The division of human labor, specialization, and human enterprise is worthy of appreciation. Yet I am struck–again–that this worldview has no place for the miracle that is 300 species of hummingbirds, or the fantastic capacity of chimney swifts to migrate thousands of miles, while doing almost everything on the wing. [See Charles Foster’s “In Which I Try to Become a Swift.”] I suppose that the feeling of awe that religious folks get during worship is something like the feeling I get when I see hundreds of swifts gather in the late fall and then suddenly form an avian cyclone as they drop into a chimney without colliding with each other.

Hyacinth Macaws seen from a blind (July 2001, Piaui, Brazil)

On a trip to Brazil in July 2001, I found myself overcome with tears of wonder as I stood in a blind watching dozens of Hyacinth Macaws swoop in to feed on palm nuts. There, is apparently, no place for such emotions in a culture where nature exists only as an extractive resource to be mined, logged, monoculture-farmed and otherwise exploited with value only found in what can be gained from its destruction.

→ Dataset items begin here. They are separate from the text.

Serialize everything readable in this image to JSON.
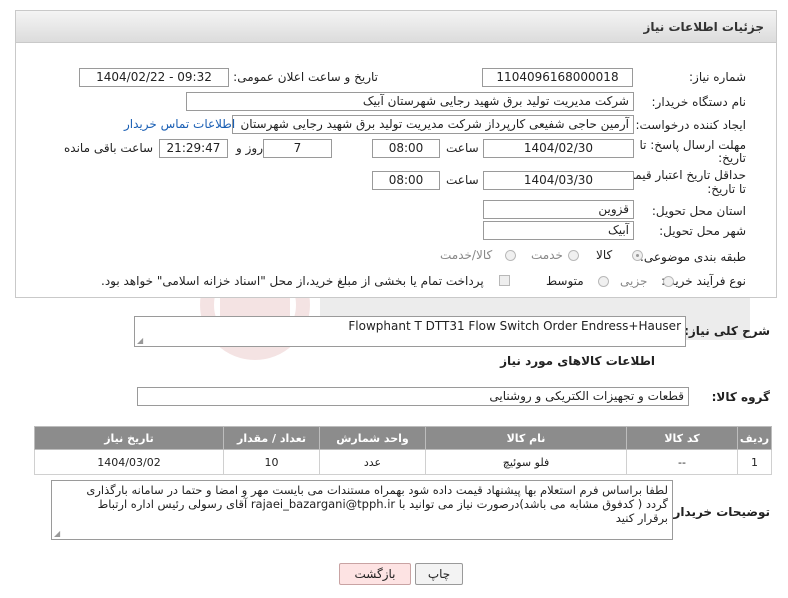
{
  "header": {
    "title": "جزئیات اطلاعات نیاز"
  },
  "form": {
    "need_number": {
      "label": "شماره نیاز:",
      "value": "1104096168000018"
    },
    "announce": {
      "label": "تاریخ و ساعت اعلان عمومی:",
      "value": "1404/02/22 - 09:32"
    },
    "buyer": {
      "label": "نام دستگاه خریدار:",
      "value": "شرکت مدیریت تولید برق شهید رجایی شهرستان آبیک"
    },
    "requester": {
      "label": "ایجاد کننده درخواست:",
      "value": "آرمین حاجی شفیعی کارپرداز شرکت مدیریت تولید برق شهید رجایی شهرستان",
      "contact_link": "اطلاعات تماس خریدار"
    },
    "deadline": {
      "label_line1": "مهلت ارسال پاسخ: تا",
      "label_line2": "تاریخ:",
      "date": "1404/02/30",
      "time_label": "ساعت",
      "time": "08:00",
      "days": "7",
      "days_label": "روز و",
      "remaining": "21:29:47",
      "remaining_label": "ساعت باقی مانده"
    },
    "price_validity": {
      "label_line1": "حداقل تاریخ اعتبار قیمت:",
      "label_line2": "تا تاریخ:",
      "date": "1404/03/30",
      "time_label": "ساعت",
      "time": "08:00"
    },
    "province": {
      "label": "استان محل تحویل:",
      "value": "قزوین"
    },
    "city": {
      "label": "شهر محل تحویل:",
      "value": "آبیک"
    },
    "category": {
      "label": "طبقه بندی موضوعی:",
      "options": [
        "کالا",
        "خدمت",
        "کالا/خدمت"
      ],
      "selected": "کالا"
    },
    "process": {
      "label": "نوع فرآیند خرید :",
      "options": [
        "جزیی",
        "متوسط"
      ],
      "payment_note": "پرداخت تمام یا بخشی از مبلغ خرید،از محل \"اسناد خزانه اسلامی\" خواهد بود."
    }
  },
  "description": {
    "label": "شرح کلی نیاز:",
    "value": "Flowphant T DTT31 Flow Switch Order Endress+Hauser"
  },
  "goods_section": {
    "title": "اطلاعات کالاهای مورد نیاز",
    "group_label": "گروه کالا:",
    "group_value": "قطعات و تجهیزات الکتریکی و روشنایی"
  },
  "table": {
    "headers": [
      "ردیف",
      "کد کالا",
      "نام کالا",
      "واحد شمارش",
      "تعداد / مقدار",
      "تاریخ نیاز"
    ],
    "rows": [
      [
        "1",
        "--",
        "فلو سوئیچ",
        "عدد",
        "10",
        "1404/03/02"
      ]
    ]
  },
  "buyer_notes": {
    "label": "توضیحات خریدار:",
    "value": "لطفا براساس فرم استعلام بها پیشنهاد قیمت داده شود بهمراه مستندات می بایست مهر و امضا و حتما در سامانه بارگذاری گردد ( کدفوق مشابه می باشد)درصورت نیاز می توانید با rajaei_bazargani@tpph.ir آقای رسولی رئیس  اداره ارتباط برقرار کنید"
  },
  "buttons": {
    "print": "چاپ",
    "back": "بازگشت"
  },
  "colors": {
    "back_button_bg": "#fde3e3",
    "link": "#1a5fb4",
    "table_header_bg": "#8c8c8c"
  }
}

In “What Is Conservatism,” published in National Review in October 2018, the authors put forth their manifesto: “The market economy, allocating resources by the free play of supply and demand, is the single economic system compatible with the requirements of personal freedom and constitutional government; and… it is at the same time the most productive supplier of human needs.”

What if those “human needs” include the need to seek meaning in wild places, in beauty, in solitude and the knowledge that even in places unseen diverse life thrives–and the market system has failed to find a way to value that which is priceless? In an essay in Orion Magazine titled “Down with Descartes,” author Charles Eisenstein wrote:

Black Marsh at North Point State Park in Maryland (August 2017)

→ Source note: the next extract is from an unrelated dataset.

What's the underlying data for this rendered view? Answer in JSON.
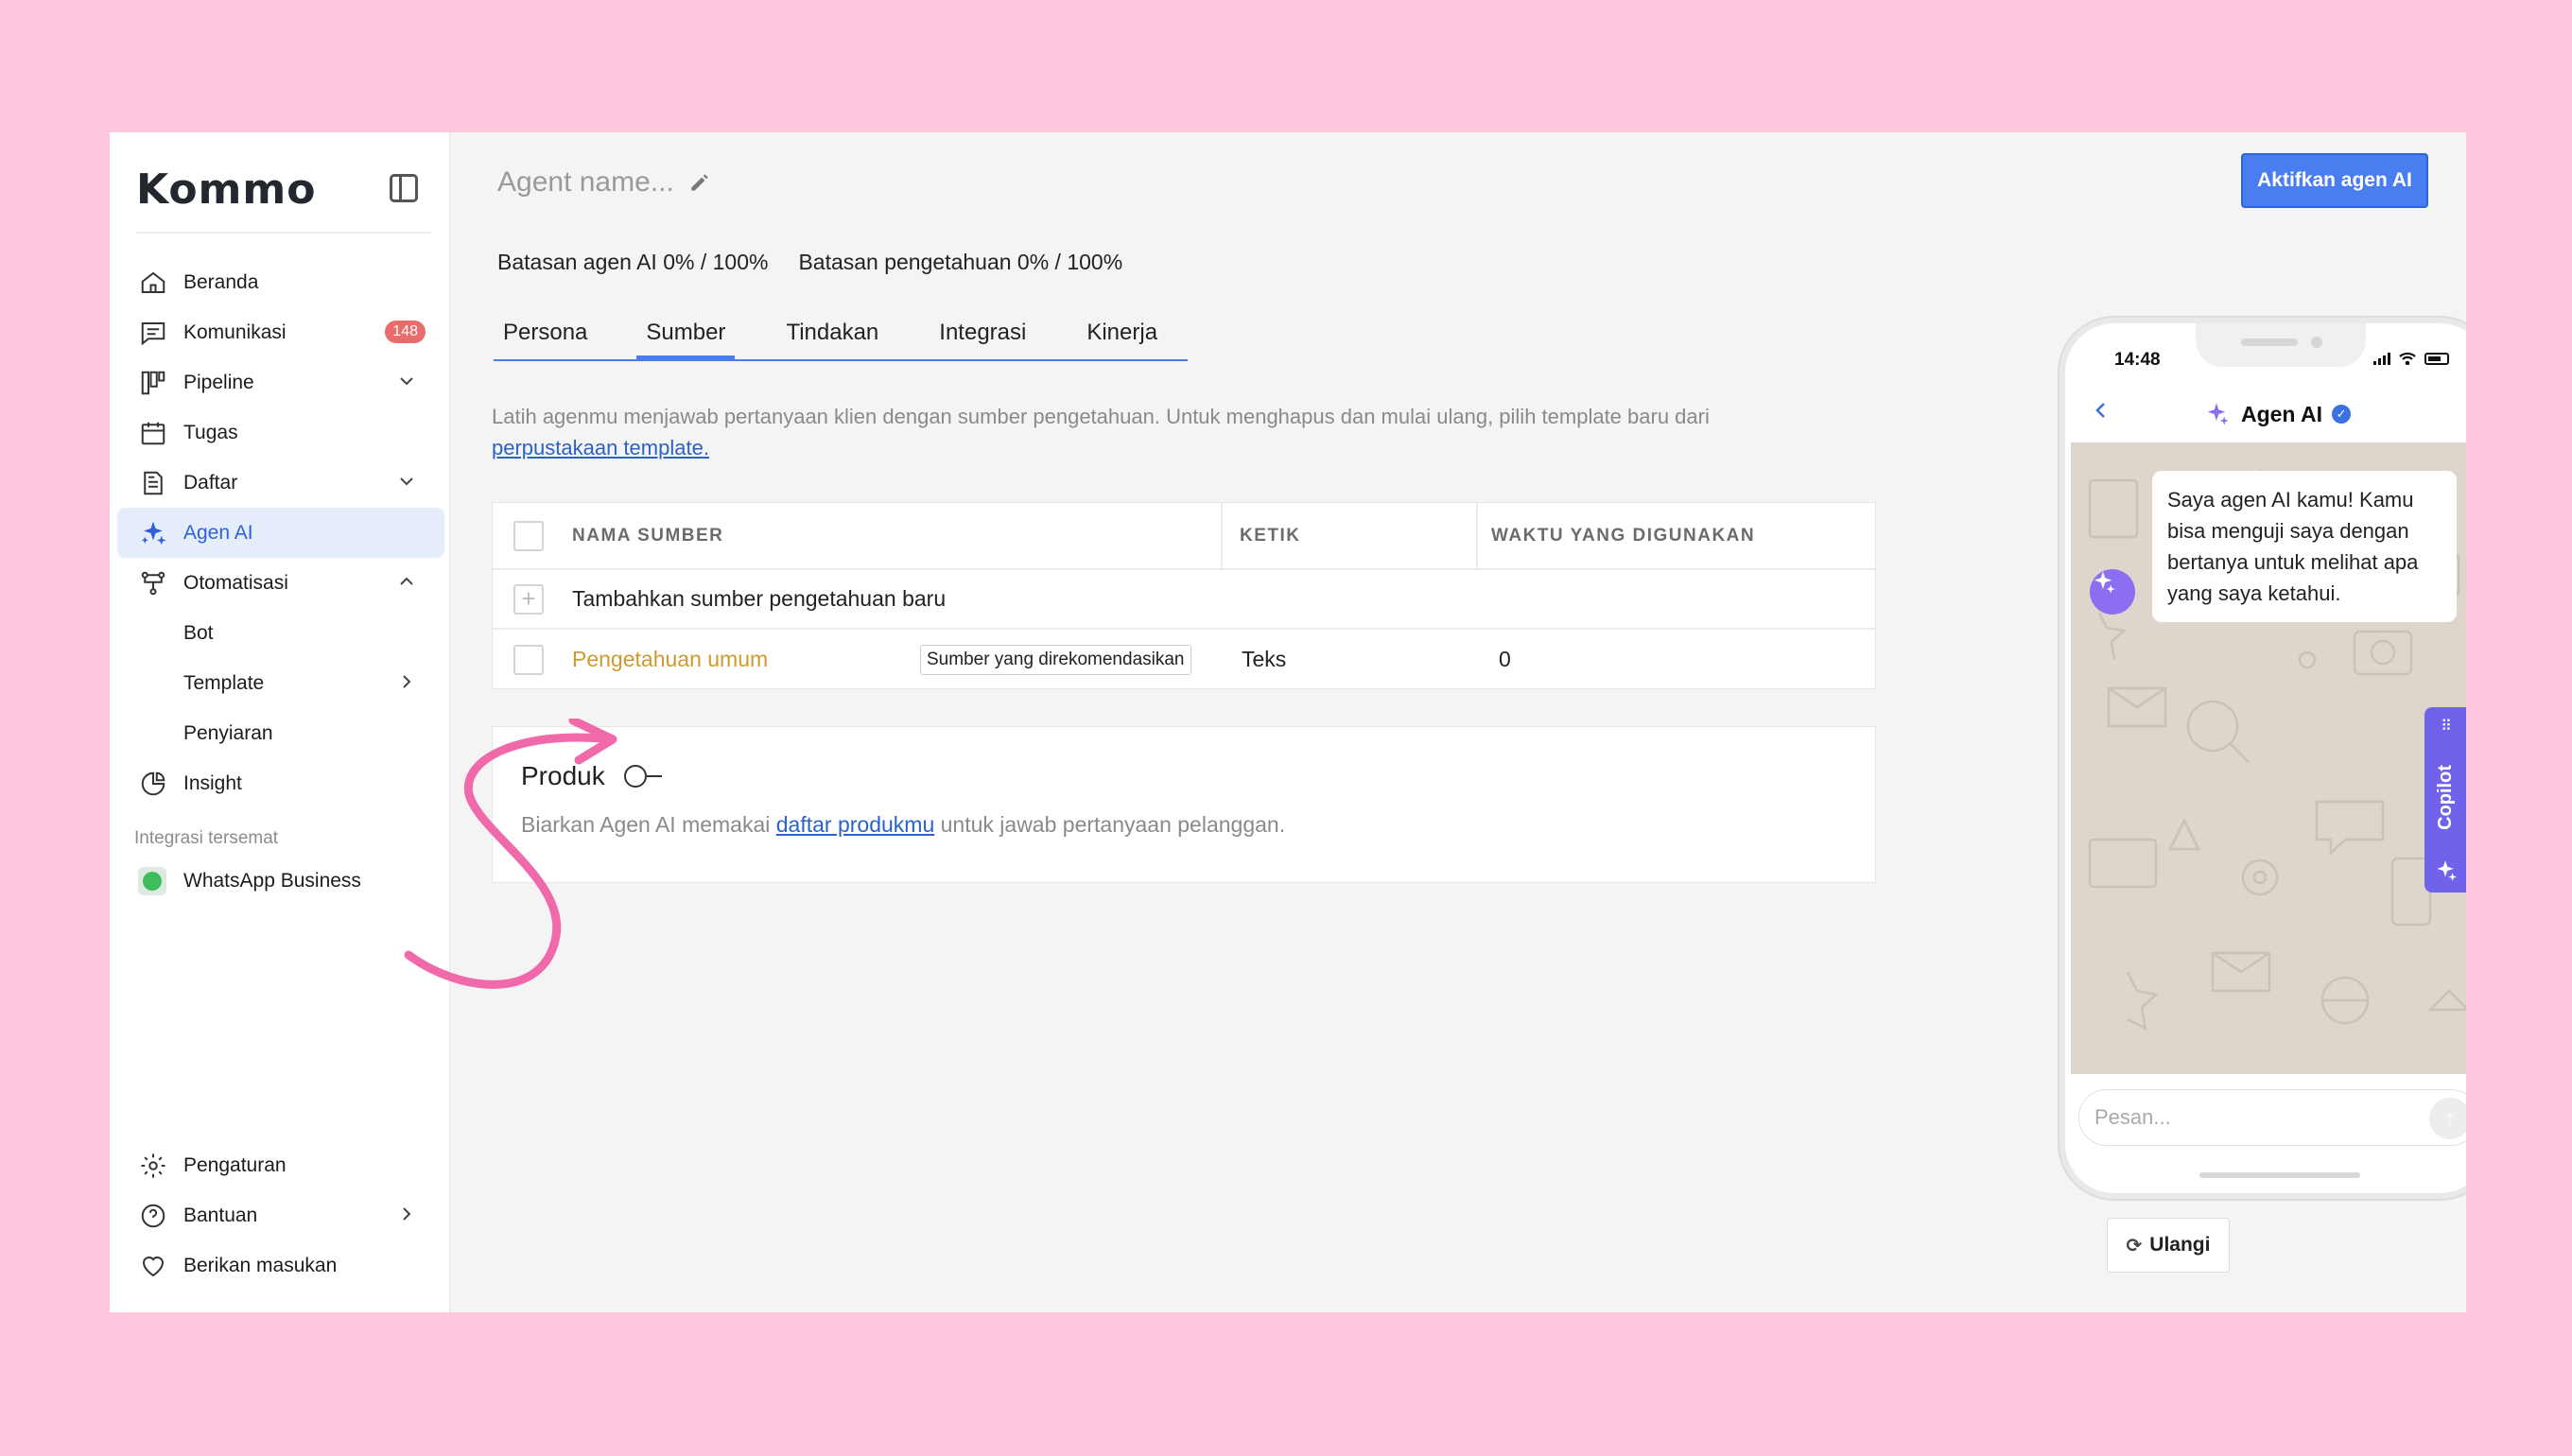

  “…..Looking out upon the strip mines and the clearcuts and the dead zones and the genocides and the debased consumer culture, we ask, What is the origin of this monstrous machine that chews up beauty and spits out money? The discrete and separate self, surveying a universe that is fundamentally other, understandably and logically treats the natural and human world as a pile of instrumental, accidental stuff. The rest of the world is fundamentally not-self. Why should we care about it, beyond its potential to be useful to us? So it was that Descartes, a pioneering articulator of the modern sense of self, articulated as well the ambition to become the “lords and possessors” of nature. And so it was that we built the infernal machine.”